Section 2 L’accès au financement des entreprises marocaines pendant la période de libéralisation financière41

Pour évaluer si l’allocation du crédit a connu une évolution sensible à la suite de la déréglementation du marché des capitaux, nous utilisons des données d’entreprises manufacturières. La question est de savoir si les ressources financières sont allouées aux entreprises les plus efficaces. Dans un système financier réprimé, caractérisé par de nombreuses interventions publiques sur le marché des capitaux, les entreprises qui ont le plus accès au crédit bancaire ne sont pas forcément les plus profitables ou les plus efficaces. Le gouvernement utilise la politique du crédit pour favoriser des secteurs jugés prioritaires ou pour aider des entreprises en difficultés (cas des entreprises publiques). Toutefois, même si les interventions de l’Etat sont moins importantes, comme ce fut le cas à partir de 1990 au Maroc, les banques peuvent ne pas être compétentes dans l’évaluation et le contrôle des projets ou peuvent préférer financer des entreprises sur des critères autres que la performance si des problèmes d’asymétrie d’information entre emprunteur et prêteur sont importants.

Pour tester si les institutions financières ont modifié les critères selon lesquelles elles allouent des crédits, nous allons régresser la variation du niveau de crédit d’une année sur l’autre (pondéré par le capital fixe) sur des variables prenant en compte trois types de phénomènes. Le choix des variables explicatives a été suggéré par les théories analysant les effets de la libéralisation financière et par des éléments spécifiques à la répression financière au Maroc. Notre approche est dans la lignée des travaux de Borensztein et Lee (1999) et Jaramillo, Schiantarelli et Weiss (1992). Toutefois, elle s’en différencie sur plusieurs aspects. Contrairement à Borensztein et Lee, nous utilisons des données d’entreprises individuelles et non sectorielles.
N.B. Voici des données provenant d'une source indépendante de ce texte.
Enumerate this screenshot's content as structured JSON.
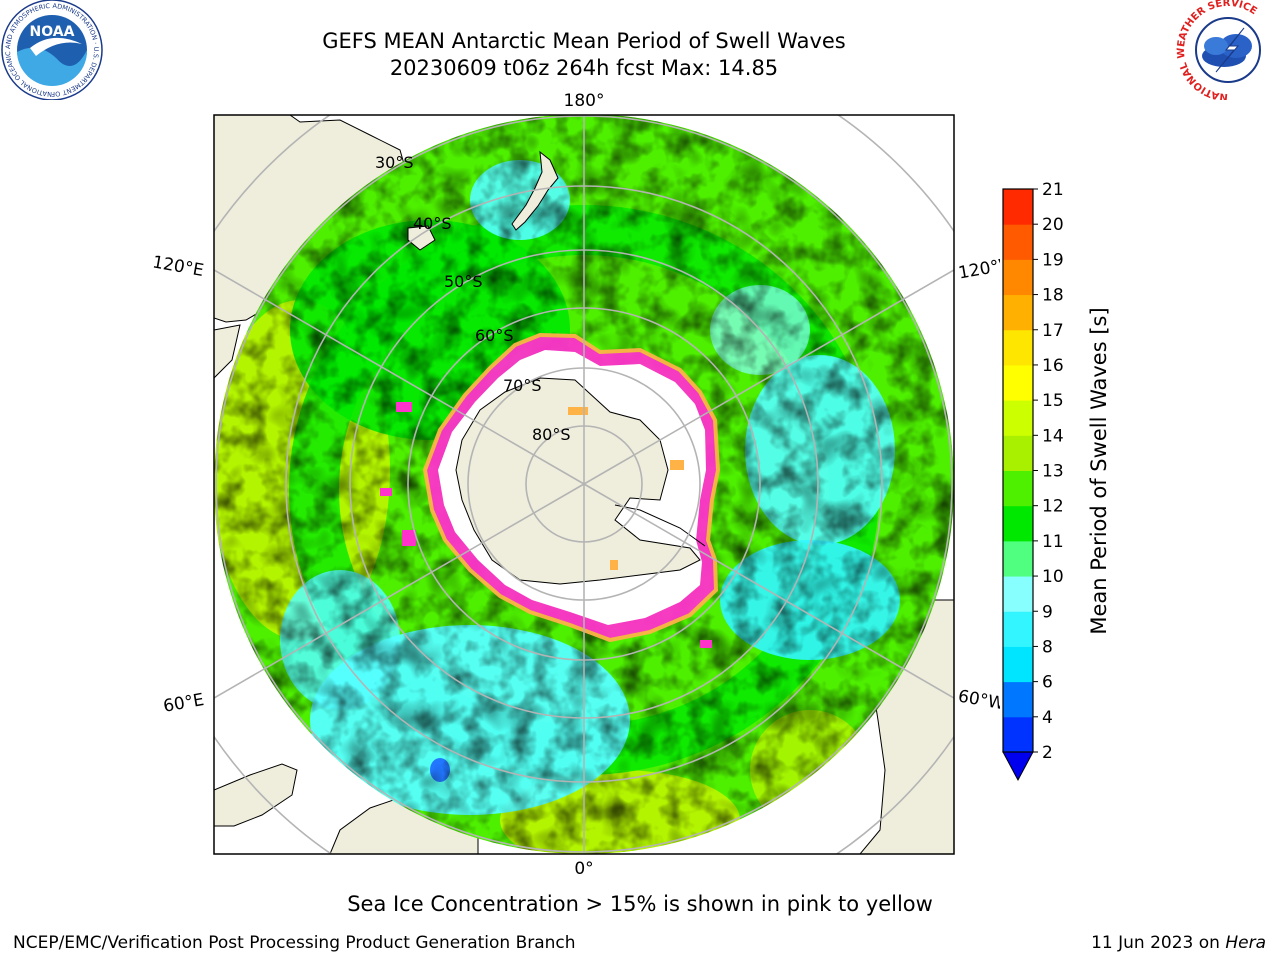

En effet, certaines caractéristiques d’entreprises, même appartenant au même secteur peuvent entraîner un comportement différencié des banques. C’est ainsi que l’on intégrera des variables telles que le statut ou l’âge de l’entreprise. Jaramillo, Schiantarelli et Weiss utilisent des données d’entreprises individuelles, toutefois, ils négligent la dimension de panel de leurs données, étant donné qu’ils estiment une équation sur données transversales, en calculant des moyennes pour chaque variable sur la période. Disposant aussi de données de panel, nous effectuons des estimations en prenant en compte cette structure des données. D’autre part, une autre différence avec l’analyse de Jaramillo, Schiantarelli et Weiss concerne la définition de certaines des variables. Celle-ci est amendée pour prendre en compte des éléments spécifiques au cadre marocain. En particulier, nous ne distinguons pas les secteurs en fonction de leur activité, mais plutôt en fonction du niveau de protection dont ils bénéficient, et nous prenons en compte une variable pour tenir compte de la politique des zones d’investissement.

Mais tout d’abord, nous présentons quelques résultats statistiques concernant l’évolution de l’allocation du crédit en fonction de la taille et de la destination des ventes sur la période 1986 à 1996.

Notes
41.

Cette section développe une communication présentée aux 14èmes Journées de Micro-économie Appliquée (Marrakech, mai 1997): ’Réformes du marché des capitaux et efficience de la distribution des crédits. Utilisation d’un panel d’entreprises manufacturières marocaines’, en collaboration avec Fouzi Mourji (Université Hassan II, Casablanca).